I saw it all in one instant, and in one instant all was over. I had not checked the impetus of my run at her stoppage, and I was on the point of reaching her with uplifted knife, when I was suddenly checked and smitten by a stupendous violence: a flash of blinding light, attracted by the steel which I held, struck tingling through my frame, and at the same time the most passionate crash of thunder that ever shocked a poor human ear felled me to the ground. The cangiar, snatched from my hand, fell near the girl's foot.

I did not entirely lose consciousness, though, surely, the Powers no longer hide themselves from me, and their close contact is too intolerably rough and vigorous for a poor mortal man. During, I should think, three or four minutes, I lay so astounded under that bullying cry of wrath, that I could not move a finger. When at last I did sit up, the girl was standing near me, with a sort of smile, holding out to me the cangiar in a pouring rain.

I took it from her, and my doddering fingers dropped it into the stream.


Pour, pour came the rain, raining as it can in this place, not long, but a deluge while it lasts, dripping in thick-liquidity, like a profuse sweat, through the forest, I seeking to get back by the way I had come, flying, but with difficulty and slowness, and a feeling in me that I was being tracked. And so it proved: for when I struck into more open space, nearly opposite the west walls, but now on the north side of the Golden Horn, where there is a flat grassy ground somewhere between the valley of Kassim and Charkoi, with horror I saw that protégée of Heaven, or of someone, not ten yards behind, following me like a mechanical figure, it being now near three in the afternoon, and the rain drenching me through, and I tired and hungry, and from all the ruins of Constantinople not one whiff of smoke ascending.
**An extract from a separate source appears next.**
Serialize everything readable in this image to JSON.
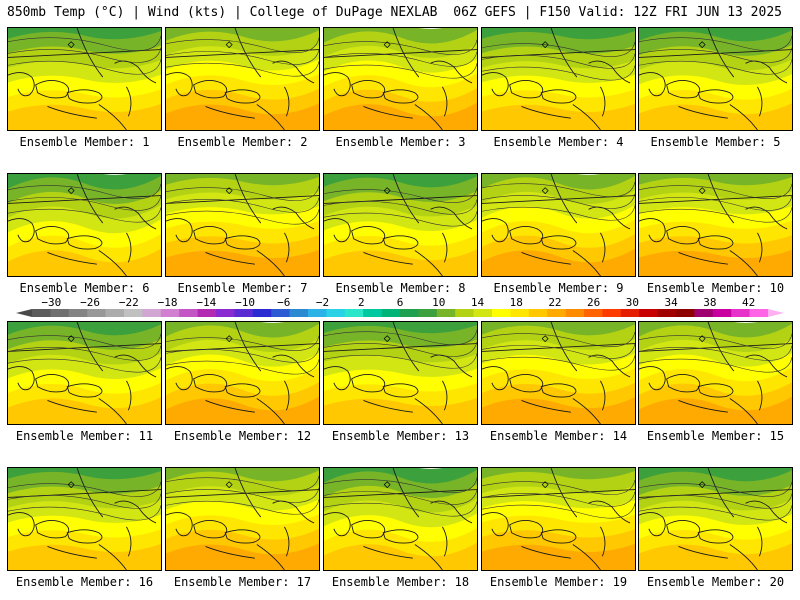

I trudged on wearily till I came to the quay of Foundoucli, and the zaptia boat; and there she was with me still, her hair nothing but a thin drowned string down her back.


Not only can she not speak to me in any language that I know: but she can speak in no language: it is my firm belief that she has never spoken.

She never saw a boat, or water, or the world, till now—I could swear it. She came into the boat with me, and sat astern, clinging for dear life to the gunwale by her finger-nails, and I paddled the eight hundred yards to the Speranza, and she came up to the deck after me. When she saw the open water, the boat, the yalis on the coast, and then the ship, astonishment was imprinted on her face. But she appears to know little fear. She smiled like a child, and on the ship touched this and that, as if each were a living thing.

It was only here and there that one could see the ivory-brown colour of her skin: the rest was covered with dirt, like old bottles long lying in cellars.